F 1 - Score = 2 \times \frac{Precision \times Recall}{Precision + Recall}

(4)

Matthews correlation coefficient (MCC) is one of the best measures to summarize a confusion matrix and the quality of a binary classification. Simply, it is a correlation coefficient between observed and predicted binary classification, and it will only have good results if all four categories inside a confusion matrix have good results.

MCC = \frac{(TP \times TN) - (FP \times FN)}{\sqrt{((TP + FP) (TP + FN) (TN + FP) (TN + FN))}}

(5)

We will use accuracy, F1-score, and Matthews correlation coefficient to compare the findings of this study with the previous related literature since the accuracy statistic is frequently used to assess the effectiveness of machine learning algorithms. Accuracy could be misleading when working with imbalanced datasets because it would predict based on the majority class, but this was addressed using different sampling techniques to remove bias. The F1-score and MCC metrics were used due to their ability to showcase the quality of the results.

5.2. Model Estimation and Optimization

We split the dataset into training and testing datasets using ten different folds and k-fold cross-validation. The k-fold cross-validation technique helps split the dataset into multiple subsets of training and testing, which helps verify a model’s performance by choosing different sets at each iteration to serve as training and testing datasets, which helps with utilizing the whole dataset, shuffling the data and making sure to remove any bias. K is the parameter that indicates the number of folds. Figure 3 displays the method of k-cross validation [36].

We also performed dimensionality reduction, which is the transformation of data from a high-dimensional space into a low-dimensional space so that the low-dimensional representation has meaningful properties of the originating dataset, ideally close to its intrinsic dimension; because working with data in a high-dimensional space is usually undesirable and computationally hard, lowering the dimensionality of data could boost the performance of a model.

We used principal component analysis (PCA), which is considered the main linear technique for reducing dimensionality. PCA performs a linear mapping of the data to a lower-dimensional space in such a way that the variance of the data in the low-dimensional representation is maximized.

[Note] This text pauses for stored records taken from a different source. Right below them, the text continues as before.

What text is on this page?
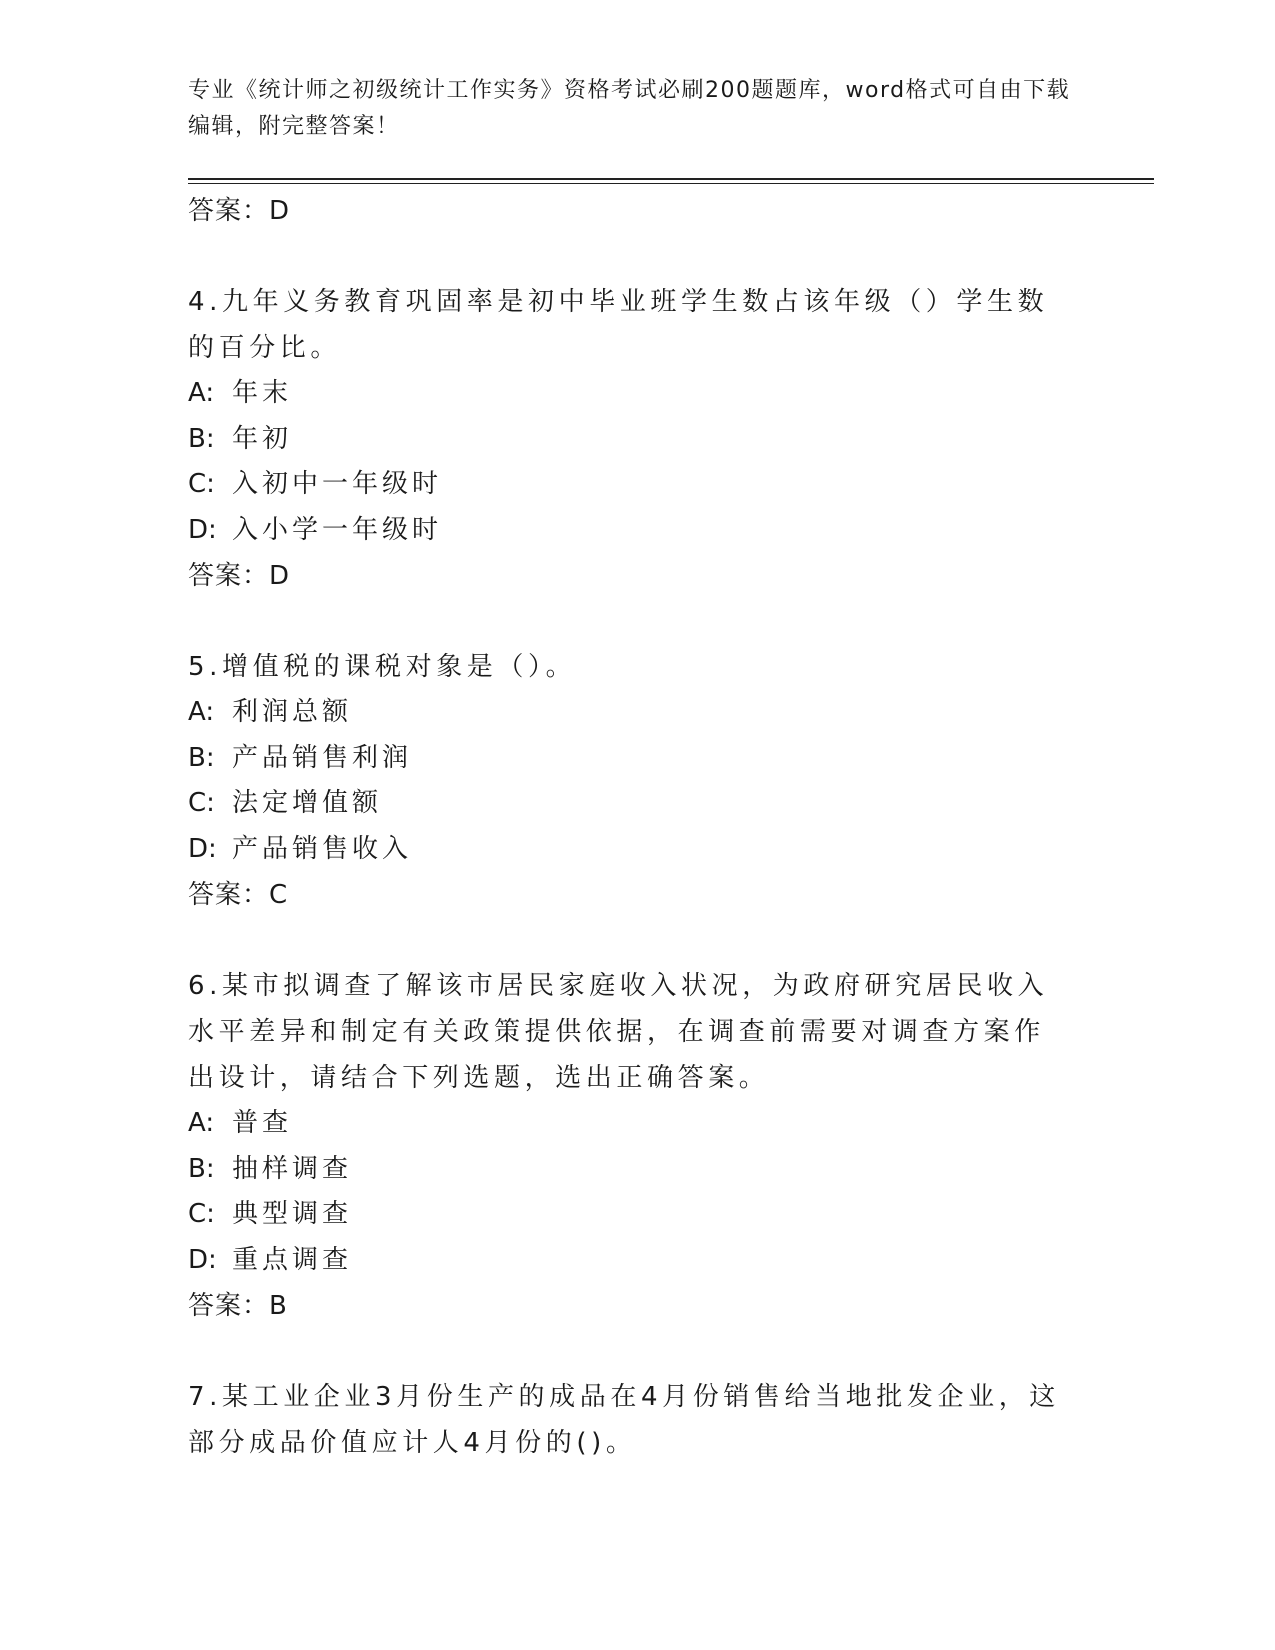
专业《统计师之初级统计工作实务》资格考试必刷200题题库，word格式可自由下载编辑，附完整答案！

答案：D

4.九年义务教育巩固率是初中毕业班学生数占该年级（）学生数的百分比。

A: 年末

B: 年初

C: 入初中一年级时

D: 入小学一年级时

答案：D

5.增值税的课税对象是（）。

A: 利润总额

B: 产品销售利润

C: 法定增值额

D: 产品销售收入

答案：C

6.某市拟调查了解该市居民家庭收入状况，为政府研究居民收入水平差异和制定有关政策提供依据，在调查前需要对调查方案作出设计，请结合下列选题，选出正确答案。

A: 普查

B: 抽样调查

C: 典型调查

D: 重点调查

答案：B

7.某工业企业3月份生产的成品在4月份销售给当地批发企业，这部分成品价值应计人4月份的()。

In principle, this will boost the effectiveness of our model and lower the needed features. PCA was applied, where 16 principal components were identified. Unfortunately, in our case, it caused a loss of information and problems with data interpretation since it uses linear combinations of original variables; this led to a drop in accuracy from 99.41% to 93.01%. Likewise, F1-score also dropped from 99.37% to 92.15%. Lastly, MCC also dropped from 0.988 to 0.888. The model performed better by utilizing all features of the ADS-MI-2022 dataset with no linear combinations or dimensionality reductions. So, we continued testing our model by utilizing all of the features of the ADS-MI-2022 dataset.

5.3. Model Analysis

5.3.1. Binary Classification

A model that forecasts the class of supplied datasets is called a machine learning classifier model. In supervised learning, test datasets that the machine learning model has never seen before are used to test and evaluate the model after it has been trained with potential attacks using training data. Multiple classifiers were tested while the suggested machine learning model was constructed to attain the best outcomes. The best outcome was found between 20–30% training set size. We have decided to go ahead and continue with 30% to have an optimal training set size and to be more robust to unknown attacks, as the model is intended to be as efficient as possible. It has shown some positive effects on the different binary classification results. The top three used ML classifiers evaluated for this work are listed in Table 7. Random forest was utilized to form an ensemble machine learning classifier from the classifiers described since it produced better overall results.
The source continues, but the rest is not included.